Provincial Health Officer Dr. Bonnie Henry. Province of B.C. photo

The province is reviewing a recent report by B.C.’s provincial health officer, Dr. Bonnie Henry, about the Prescribed Safer Supply program (prescribed alternatives), while making immediate updates to the program based on her recommendations to reduce unintended harms and help people living with addiction stay alive.

Prescribed alternatives are one part of the province’s work to address the toxic-drug crisis, in addition to the expansion of treatment and recovery services, early intervention and prevention, supportive housing and more.

Henry’s report highlights that access to prescribed alternatives is a critical option for people struggling with addiction and is often used in combination with medication-assisted treatments, such as opioid agonist treatment (OAT).

Her report lays out recommendations for how the Province can update the program to save more people from illicit drug deaths and reduce the risks of prescription misuse.

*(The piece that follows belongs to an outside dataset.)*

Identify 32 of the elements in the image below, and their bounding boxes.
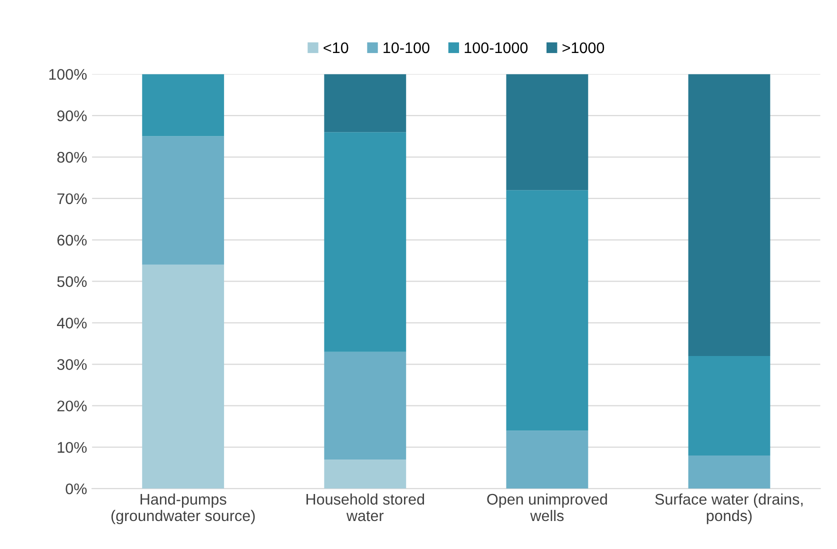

“Separating people from the poisoned drug supply so they can stabilize their lives and begin their own recovery journey is a critical part of our plan to save lives and connect people to care that works for them,” said Jennifer Whiteside, Minister of Mental Health and Addictions, in a news release. “I’m very grateful to Dr. Henry for her thorough review, and to the doctors, nurse practitioners, front-line health-care workers, and people with lived experience who shared their perspectives and expertise. It will help inform critical changes to the program so we can save more lives and help keep people safe as we also expand access to treatment, so more people can get the help they need.”

The report makes several extensive recommendations that require further review and consultation. In addition to working with health authorities, public health and other partners to review the recommendations and determine next steps, the Province is taking immediate action in the following areas:

  • Reducing the risk of misuse of prescriptions will be done by working to expand medication options to better meet the needs of people at risk of toxic-drug poisoning, making “witnessed” dosing the default for new medications, and updating clinical guidance on hydromorphone prescribing for select patients.
  • The Risk Mitigation Guidance for clinicians will be retired and a new practice bulletin will be developed that provides guidance about how to prescribe pharmaceutical alternatives during emergencies. The Risk Mitigation Guidance was originally introduced during the COVID-19 pandemic to support people with addictions who were required to isolate.
  • Working with partners, a provincial child-and-youth substance-use and wellness framework will be developed. The framework will set the strategic direction for ministries, health authorities, community agencies and others to implement a more responsive and integrated youth substance-use system of prevention and care to improve addictions care for young people.
  • The name of the program will be changed from “prescribed safer supply” to “prescribed alternatives” to better describe the nature of the program.

A recent study in the British Medical Journal found that the prescribed alternatives program reduces the risk of death by as much as 91 per cent in people with opioid-use disorder.

The province continues to urgently work to expand treatment options for people living with mental-health and addictions challenges, in addition to harm-reduction actions including the prescribed alternatives program and overdose prevention services.